New figures from the Dane County Medical Examiner’s Office indicate 714 people have lost their lives from suicide or drug overdose in Dane County since 2016.
The figures are from January 2016 up through August 2019, with 84 percent of the overdoses occurring as a result of opiates. That compares to 133 people who died as a result of a traffic crash in Dane County since 2016.
“Suicides and overdoses are far and away the leading causes of unnecessary death in this county. They’re affecting all ages, community, races and genders, and it is imperative this community come together and put our energy and resources into solutions,” County Executive Joe Parisi said. “Over 700 people have died unnecessarily in just a few years. Hundreds of others are having close calls and remain with us thanks to the quick thinking and use of Narcan and important treatment efforts.”
Parisi made the announcement Thursday, Nov. 21, during a training at Dane County Human Services South Madison Office, 2306 S. Park St., where dozens of county employees who work in the community are being provided Narcan and training on how to give it to someone experiencing an overdose emergency.
In the past couple of weeks, more than 150 employees of Dane County Human Services have been given doses of Narcan and trained on administering this opiate counter-acting treatment.
“Our human services workers are on the front lines every day, working directly with families in homes and neighborhoods across the community,” said Shawn Tessman, human services department director.
Since 2016, the county has reported 441 deaths from overdoses. Of these, 372 involved opiates.
Another 273 people took their own lives via suicide.
Meanwhile, new numbers from Dane County Emergency Medical Services (EMS) show ambulances across the county have responded to 526 overdose calls this year.
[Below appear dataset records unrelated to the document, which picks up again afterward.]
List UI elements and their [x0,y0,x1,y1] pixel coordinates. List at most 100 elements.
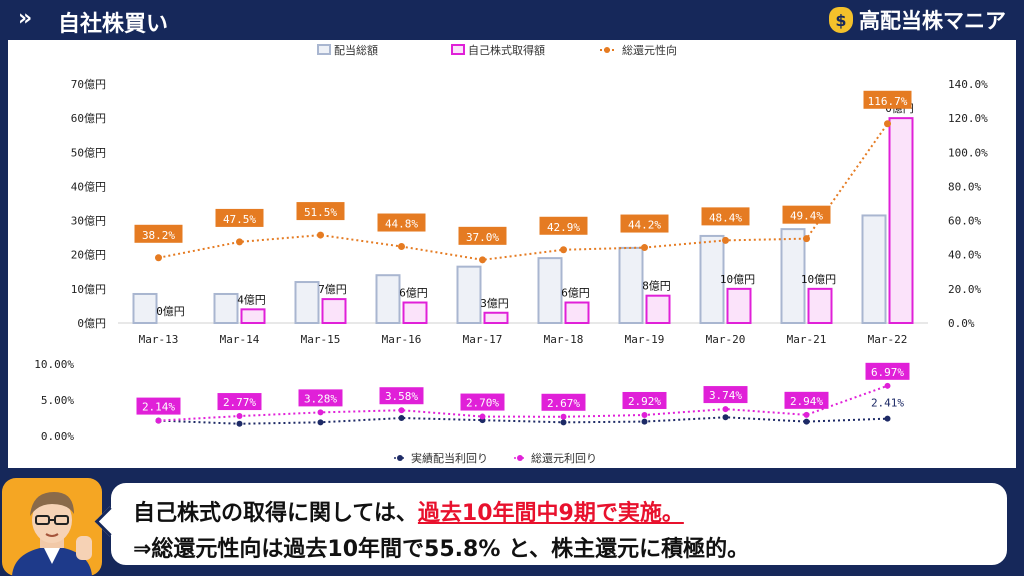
buyback-bar [564,301,590,324]
payout-label-box [377,213,426,232]
left-tick-label: 50億円 [71,146,106,159]
caption-highlight: 過去10年間中9期で実施。 [417,501,684,526]
dividend-total-bar [861,214,887,324]
chart-svg: 配当総額 自己株式取得額 総還元性向 0億円 10億円 20億円 30億円 40億円 50億円 6… [34,43,988,465]
total-yield-label-box [703,386,748,404]
category-label: Mar-21 [787,333,827,346]
left-tick-label: 40億円 [71,180,106,193]
buyback-label: 4億円 [237,293,266,306]
payout-ratio-point [236,238,243,246]
legend-actual-yield-label: 実績配当利回り [411,451,488,465]
yield-tick-label: 5.00% [41,394,74,407]
chart-panel: 配当総額 自己株式取得額 総還元性向 0億円 10億円 20億円 30億円 40億円 50億円 6… [8,40,1016,468]
total-yield-label: 2.14% [142,401,175,414]
payout-label-box [782,205,831,224]
legend-swatch-0 [317,44,331,55]
buyback-label: 10億円 [801,273,836,286]
payout-ratio-point [722,236,729,244]
category-label: Mar-16 [382,333,422,346]
total-yield-point [722,406,729,413]
dividend-total-bar [375,274,401,324]
brand-logo: $ 高配当株マニア [829,5,1006,35]
actual-yield-line [158,416,888,425]
total-yield-label-box [622,391,667,409]
dividend-total-bar [780,228,806,325]
buyback-bar [645,294,671,324]
total-yield-point [479,413,486,420]
buyback-bar [888,117,914,325]
header-bar: » 自社株買い $ 高配当株マニア [0,0,1024,40]
right-tick-label: 100.0% [948,146,988,159]
speech-bubble: 自己株式の取得に関しては、過去10年間中9期で実施。 ⇒総還元性向は過去10年間… [94,480,1010,568]
category-label: Mar-15 [301,333,341,346]
right-tick-label: 60.0% [948,215,981,228]
actual-yield-point [236,420,243,427]
actual-yield-point [398,415,405,421]
buyback-label: 0億円 [156,305,185,318]
legend-label-2: 総還元性向 [622,43,677,57]
category-label: Mar-17 [463,333,503,346]
payout-label-box [296,202,345,221]
buyback-bar [402,301,428,324]
total-yield-label: 2.70% [466,397,499,410]
total-yield-point [317,409,324,416]
legend-total-yield-label: 総還元利回り [531,451,597,465]
category-label: Mar-19 [625,333,665,346]
total-yield-point [560,413,567,420]
total-yield-label: 2.94% [790,395,823,408]
legend-label-1: 自己株式取得額 [468,43,545,57]
right-tick-label: 40.0% [948,249,981,262]
total-yield-label: 3.74% [709,389,742,402]
dividend-total-bar [618,246,644,324]
category-label: Mar-22 [868,333,908,346]
payout-ratio-point [398,243,405,251]
left-tick-label: 70億円 [71,78,106,91]
dividend-total-bar [213,292,239,325]
payout-label-box [701,207,750,226]
payout-label: 42.9% [547,221,580,234]
total-yield-label-box [460,393,505,411]
dividend-total-bar [294,281,320,324]
total-yield-label-box [784,391,829,409]
payout-label: 49.4% [790,210,823,223]
right-tick-label: 0.0% [948,317,975,330]
legend-swatch-1 [451,44,465,55]
payout-ratio-point [884,120,891,128]
total-yield-point [803,411,810,418]
left-tick-label: 20億円 [71,249,106,262]
dividend-total-bar [537,257,563,324]
legend-label-0: 配当総額 [334,43,378,57]
left-tick-label: 30億円 [71,215,106,228]
caption-line-2: ⇒総還元性向は過去10年間で55.8% と、株主還元に積極的。 [133,537,750,562]
left-tick-label: 0億円 [77,317,106,330]
yield-tick-label: 0.00% [41,430,74,443]
payout-label: 47.5% [223,213,256,226]
buyback-bar [726,287,752,325]
payout-label-box [620,214,669,233]
total-yield-point [884,382,891,389]
dividend-total-bar [132,292,158,325]
total-yield-point [155,417,162,424]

Similar to the fatalities, the vast majority involve opiate usage in which Narcan is used in resuscitative efforts.
To confront these trends, the county executive’s budget for 2020 adds more than $2.2 million in new mental health and addiction resources for schools and community centers. The budget includes funding to establish the new C.J. Tubbs Fund for Hope, Healing, and Recovery – named after the son of Dane County Emergency Management director Charles Tubbs who died this summer from an accidental overdose.
In partnership with the Safe Communities Coalition, Dane County is also creating a new End Deaths by Despair Coalition, to bring a dedicated team together to focus on the best strategies to raise awareness and reduce the prevalence of suicide.